人と人の意思疎通は、human-logos(中枢言語)と音声記号(外的言語)がそろったときに可能になりますが、良い意味でも悪い意味でも、外的言語が共有されたときに、その社会に大きな力が働きます。
ここでいう外的言語とは、私たちが普段「言語」と呼んでいる日本語、英語、中国語という音声記号のグループ分けされたものを指します。一方、同じ社会の中で複数の外的言語が使われていると、力を合わせるのが難しくなります。
それで今現在、世界の多くのそのような国々では、英語を公用語と定め、学校教育も英語で行われています。またある国が他国を侵略し、植民地化するとき、ほとんどの場合、自国の言葉を強要したり、公用語にしたりします。日本も以前、朝鮮半島や台湾などで同じことをしました。
言葉が共有され、リーダーの力が増すと、進む方向は2つしかありません。堕落か世界平和のどちらかですが、罪性を持つ人間は、神に背き堕落していく可能性の方がはるかに大きくなります。

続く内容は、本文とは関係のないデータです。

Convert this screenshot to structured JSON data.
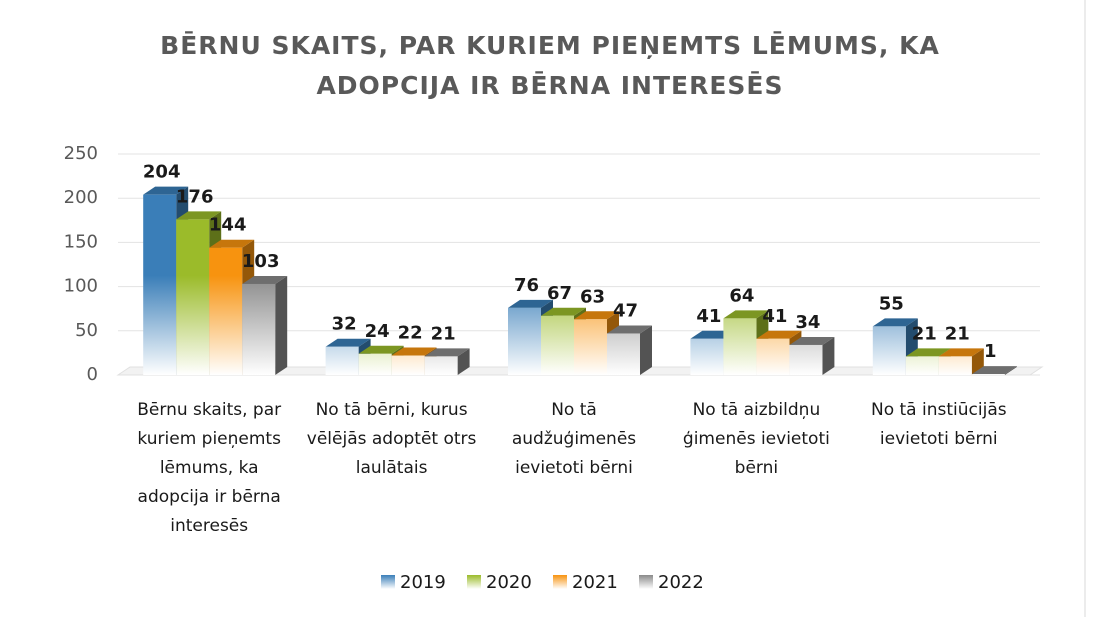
{
  "chart_data": {
    "type": "bar3d",
    "title": "BĒRNU SKAITS, PAR KURIEM PIEŅEMTS LĒMUMS, KA ADOPCIJA IR BĒRNA INTERESĒS",
    "categories": [
      "Bērnu skaits, par kuriem pieņemts lēmums, ka adopcija ir bērna interesēs",
      "No tā bērni, kurus vēlējās adoptēt otrs laulātais",
      "No tā audžuģimenēs ievietoti bērni",
      "No tā aizbildņu ģimenēs ievietoti bērni",
      "No tā instiūcijās ievietoti bērni"
    ],
    "series": [
      {
        "name": "2019",
        "color": "#3a7eb8",
        "values": [
          204,
          32,
          76,
          41,
          55
        ]
      },
      {
        "name": "2020",
        "color": "#9bbb2a",
        "values": [
          176,
          24,
          67,
          64,
          21
        ]
      },
      {
        "name": "2021",
        "color": "#f7930f",
        "values": [
          144,
          22,
          63,
          41,
          21
        ]
      },
      {
        "name": "2022",
        "color": "#8a8a8a",
        "values": [
          103,
          21,
          47,
          34,
          1
        ]
      }
    ],
    "ylim": [
      0,
      250
    ],
    "yticks": [
      0,
      50,
      100,
      150,
      200,
      250
    ],
    "grid": true,
    "legend": "bottom"
  }
}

創世記11章1~9節によると、人々が自分たちを神の地位に引き上げようとバベルの塔を築き始めたとき、外的言語は1つしかなかったようです。それで意思統一が図りやすく、堕落のスピードも上がっていきました。
その動きを食い止める最も効果的な方法は、言葉の分化と民の分散でした。創世記11章のバベルの記事では、「互いに言葉が通じなくなったので、民が全地に分散した」のか、あるいは「民が全地に散り分断した結果、言葉が通じなくなった」のかは明記されていませんが、いずれにせよ、外的言語が多様化したことにより、意思疎通が難しくなり、バベルの塔の建設は頓挫しました。

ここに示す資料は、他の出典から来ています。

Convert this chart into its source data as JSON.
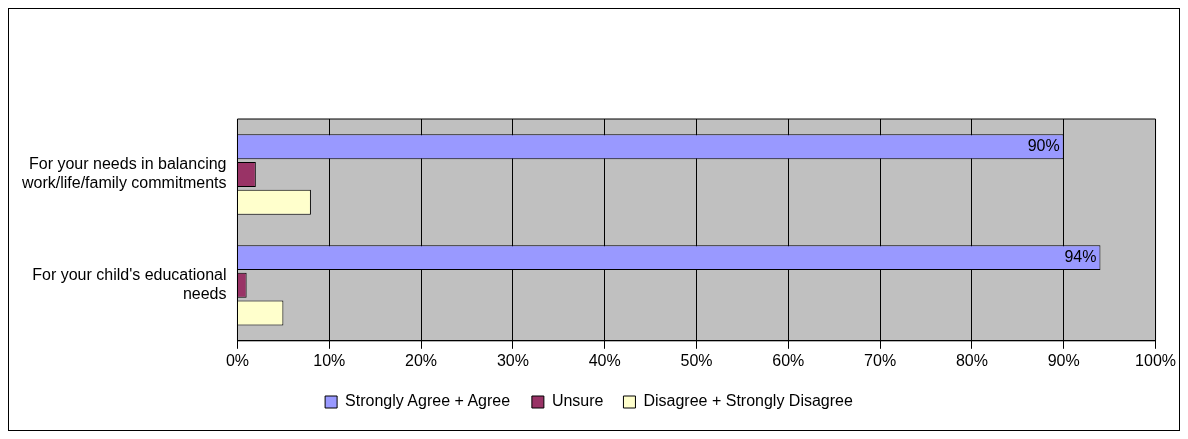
{
  "chart_data": {
    "type": "bar",
    "orientation": "horizontal",
    "categories": [
      "For your needs in balancing work/life/family commitments",
      "For your child's educational needs"
    ],
    "series": [
      {
        "name": "Strongly Agree + Agree",
        "color": "#9999ff",
        "values": [
          90,
          94
        ],
        "value_labels": [
          "90%",
          "94%"
        ]
      },
      {
        "name": "Unsure",
        "color": "#993366",
        "values": [
          2,
          1
        ]
      },
      {
        "name": "Disagree + Strongly Disagree",
        "color": "#ffffcc",
        "values": [
          8,
          5
        ]
      }
    ],
    "xlim": [
      0,
      100
    ],
    "xticks": [
      {
        "value": 0,
        "label": "0%"
      },
      {
        "value": 10,
        "label": "10%"
      },
      {
        "value": 20,
        "label": "20%"
      },
      {
        "value": 30,
        "label": "30%"
      },
      {
        "value": 40,
        "label": "40%"
      },
      {
        "value": 50,
        "label": "50%"
      },
      {
        "value": 60,
        "label": "60%"
      },
      {
        "value": 70,
        "label": "70%"
      },
      {
        "value": 80,
        "label": "80%"
      },
      {
        "value": 90,
        "label": "90%"
      },
      {
        "value": 100,
        "label": "100%"
      }
    ],
    "grid": "x",
    "legend": "bottom"
  }
}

今世界には数千の言語があり、方言も含めると何万という数になりますが、この多様化はバベルの出来事の結果ということもできます。あの時、バベルの塔の建設計画がなかったとしたら、もしかして今でも世界には1つの外的言語しかなく、外国語を学ぶ必要もなかったかもしれません。
でも、バベル事件がなかったとしても、罪性を持つ人類はいつか同じことをたくらみ、同じ結果になっていたと思います。

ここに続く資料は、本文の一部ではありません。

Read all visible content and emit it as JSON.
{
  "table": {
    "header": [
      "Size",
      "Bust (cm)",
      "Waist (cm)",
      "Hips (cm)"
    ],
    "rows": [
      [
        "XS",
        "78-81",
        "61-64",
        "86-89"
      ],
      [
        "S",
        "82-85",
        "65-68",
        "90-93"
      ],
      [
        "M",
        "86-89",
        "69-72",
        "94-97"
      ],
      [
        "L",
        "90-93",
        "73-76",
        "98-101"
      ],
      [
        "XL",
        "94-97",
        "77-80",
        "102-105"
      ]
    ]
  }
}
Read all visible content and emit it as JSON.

ところで、使徒行伝2章でのペンテコステの出来事は、バベルの事件とは真逆な奇跡です。聖霊が下ったとき、使徒たちは、「御霊が語らせるままに、いろいろの他国の言葉で語り出した」と書かれています。
その時、人々は「私たちがそれぞれ、生まれ故郷の国語を彼らから聞かされるとは、いったい、どうしたことか」と驚き怪しみました。使徒たちは、習得していないはずの外的言語を使って語り始めたのです。
いきなり知らない外国語を話し始めることはあり得ないことですが、ここでは聖霊の介入により、言葉が共有されました。この時の言葉の統一(共有)は、Good News(良きおとずれ、福音)の宣言のためでした。すなわち人類の平和のためでした。
これら歴史上の2つの事件は、「人の罪」と「キリストの死と復活による救い」という2大テーマを象徴するものでした。それらが「言葉」との関連で描かれているのは興味深いことです。
Theo-logosに似せて造られたhuman-logos(中枢言語)と、その伝達手段である音声記号(外的言語)は、やはり人間を人間であらしめる重要要素であると感じます。